Bengali proverb Karor poush mash toh karor sorbonash (Someone’s loss is someone else’s gain) has taken a literal meaning in cyclone-ravaged West Bengal.
On one hand, Cyclone Amphan has wreaked havoc in large parts of south Bengal and affected millions of people, while on the other, it has also opened up livelihood opportunities for electricians and daily wagers sitting idle for more than two months due to the coronavirus-induced lockdown.
With a shortage of manpower to clear uprooted trees and restore power supply amid protests by people staying without electricity or water for more than five days, civic authorities in several affected areas have employed the labourers and electricians for restoration work.
“There is a shortage of manpower as many employees have been unable to join duty due to the lockdown. Hence, we decided to take the help of local labourers to remove the trees blocking the roads.
Although it is the job of the Calcutta Electric Supply Corporation (CESC) to restore power supply, wires are lying everywhere so we needed the help of local electricians to safely remove them,” a councillor of the Kolkata Municipal Corporation (KMC) told PTI.
Apart from the KMC, authorities of the South Dum Dum and the North Dum Dum municipalities have also engaged daily wagers to remove the uprooted trees from the roads.
“Hundreds of trees have been uprooted in our municipal area, and we are facing a shortage of manpower. So, we have engaged labourers, who were sitting idle at their homes for the last two months, on a daily payment basis,” Abhijit Mitra, a councillor of South Dum Dum municipality said.
Manoj Sarangi, a daily wager who used to work in a sawmill, has been jobless since the imposition of the lockdown.
He has now been engaged by the South Dum Dum municipality for restoration work and is being paid ₹250 every day.
“I didn’t have a job for the last two months and have spent all my savings. This work of removing uprooted trees has saved my family,” he said.
The civic body has employed 100 labourers like Sarangi for the restoration work.
For electrician Sajal Das too, the cyclone has come as a blessing in disguise. After remaining jobless for two months, his hands are now full.
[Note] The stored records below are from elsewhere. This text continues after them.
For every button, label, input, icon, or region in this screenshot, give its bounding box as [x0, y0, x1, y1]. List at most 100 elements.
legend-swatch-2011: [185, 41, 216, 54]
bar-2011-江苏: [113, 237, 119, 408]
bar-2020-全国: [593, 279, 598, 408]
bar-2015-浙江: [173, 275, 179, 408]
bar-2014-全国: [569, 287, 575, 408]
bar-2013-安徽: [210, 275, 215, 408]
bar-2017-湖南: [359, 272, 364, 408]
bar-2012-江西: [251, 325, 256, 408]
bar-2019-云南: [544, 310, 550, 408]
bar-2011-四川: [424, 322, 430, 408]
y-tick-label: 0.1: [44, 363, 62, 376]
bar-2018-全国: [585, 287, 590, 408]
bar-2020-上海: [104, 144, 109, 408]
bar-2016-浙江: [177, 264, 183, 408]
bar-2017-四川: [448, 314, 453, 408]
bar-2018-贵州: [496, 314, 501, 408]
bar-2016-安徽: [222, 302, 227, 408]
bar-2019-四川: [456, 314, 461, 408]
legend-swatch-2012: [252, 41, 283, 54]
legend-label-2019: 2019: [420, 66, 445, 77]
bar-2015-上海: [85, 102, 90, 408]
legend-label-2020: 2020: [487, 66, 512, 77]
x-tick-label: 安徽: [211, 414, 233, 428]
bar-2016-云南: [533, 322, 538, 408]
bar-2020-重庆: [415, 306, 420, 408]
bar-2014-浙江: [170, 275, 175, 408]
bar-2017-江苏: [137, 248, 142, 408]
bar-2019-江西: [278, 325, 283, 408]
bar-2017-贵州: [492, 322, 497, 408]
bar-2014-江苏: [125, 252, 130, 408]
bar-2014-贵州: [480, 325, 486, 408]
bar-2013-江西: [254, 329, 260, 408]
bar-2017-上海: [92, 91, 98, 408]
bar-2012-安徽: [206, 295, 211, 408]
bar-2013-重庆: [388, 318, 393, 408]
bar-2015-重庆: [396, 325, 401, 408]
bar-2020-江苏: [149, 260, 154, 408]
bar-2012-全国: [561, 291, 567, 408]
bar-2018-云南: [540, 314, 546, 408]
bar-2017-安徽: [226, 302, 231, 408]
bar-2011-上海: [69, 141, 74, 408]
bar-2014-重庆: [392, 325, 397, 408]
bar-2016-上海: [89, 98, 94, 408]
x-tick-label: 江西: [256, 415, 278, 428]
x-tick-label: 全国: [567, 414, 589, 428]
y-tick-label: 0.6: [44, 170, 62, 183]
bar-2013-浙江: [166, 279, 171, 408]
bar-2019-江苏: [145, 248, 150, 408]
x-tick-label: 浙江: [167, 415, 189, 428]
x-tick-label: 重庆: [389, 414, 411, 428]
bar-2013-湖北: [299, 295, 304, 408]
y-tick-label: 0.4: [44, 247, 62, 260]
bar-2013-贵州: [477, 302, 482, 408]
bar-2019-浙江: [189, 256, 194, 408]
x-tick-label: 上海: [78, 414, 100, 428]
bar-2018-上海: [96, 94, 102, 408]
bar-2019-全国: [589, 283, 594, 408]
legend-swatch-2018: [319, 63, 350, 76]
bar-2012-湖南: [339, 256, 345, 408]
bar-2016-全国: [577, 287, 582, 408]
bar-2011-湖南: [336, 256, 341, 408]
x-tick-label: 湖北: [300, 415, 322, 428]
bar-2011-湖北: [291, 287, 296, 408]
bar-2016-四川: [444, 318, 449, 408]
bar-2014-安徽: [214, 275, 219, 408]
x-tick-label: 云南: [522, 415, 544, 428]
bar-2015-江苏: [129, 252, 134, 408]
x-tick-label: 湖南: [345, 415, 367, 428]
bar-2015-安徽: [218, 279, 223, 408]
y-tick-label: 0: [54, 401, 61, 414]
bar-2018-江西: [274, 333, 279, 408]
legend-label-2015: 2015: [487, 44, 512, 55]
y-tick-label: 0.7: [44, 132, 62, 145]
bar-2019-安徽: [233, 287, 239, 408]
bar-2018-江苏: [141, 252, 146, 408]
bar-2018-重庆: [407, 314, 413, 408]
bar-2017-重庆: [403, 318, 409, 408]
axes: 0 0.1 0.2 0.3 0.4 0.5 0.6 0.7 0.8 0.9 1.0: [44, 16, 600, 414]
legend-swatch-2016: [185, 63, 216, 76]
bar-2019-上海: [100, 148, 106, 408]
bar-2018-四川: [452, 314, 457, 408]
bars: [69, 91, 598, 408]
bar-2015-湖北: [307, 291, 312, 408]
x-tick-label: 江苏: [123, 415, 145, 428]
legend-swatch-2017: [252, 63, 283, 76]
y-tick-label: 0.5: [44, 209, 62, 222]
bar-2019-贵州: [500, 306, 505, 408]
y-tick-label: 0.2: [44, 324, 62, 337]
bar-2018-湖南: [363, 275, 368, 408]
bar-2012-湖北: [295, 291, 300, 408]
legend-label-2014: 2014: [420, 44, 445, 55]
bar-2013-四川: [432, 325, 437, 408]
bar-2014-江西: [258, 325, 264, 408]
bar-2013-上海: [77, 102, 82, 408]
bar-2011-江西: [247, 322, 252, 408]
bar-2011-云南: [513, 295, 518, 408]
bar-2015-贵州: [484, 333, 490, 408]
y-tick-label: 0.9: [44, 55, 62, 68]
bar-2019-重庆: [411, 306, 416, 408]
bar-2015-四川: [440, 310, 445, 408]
“Earlier, I used to earn ₹500 per day but my earning came to a grinding halt due to the lockdown. But since May 22, two days after the cyclone struck West Bengal, my phone has not stopped ringing,” he said.
“Every day, I am getting calls from people asking me to repair their water pumps or mend electric wires,” he added.
Subal Naskar, a retired technician of the state power department who now runs an electrical appliance shop, too is busy attending to calls for restoration of cable TV network and repair of ceiling fans amid rising mercury levels.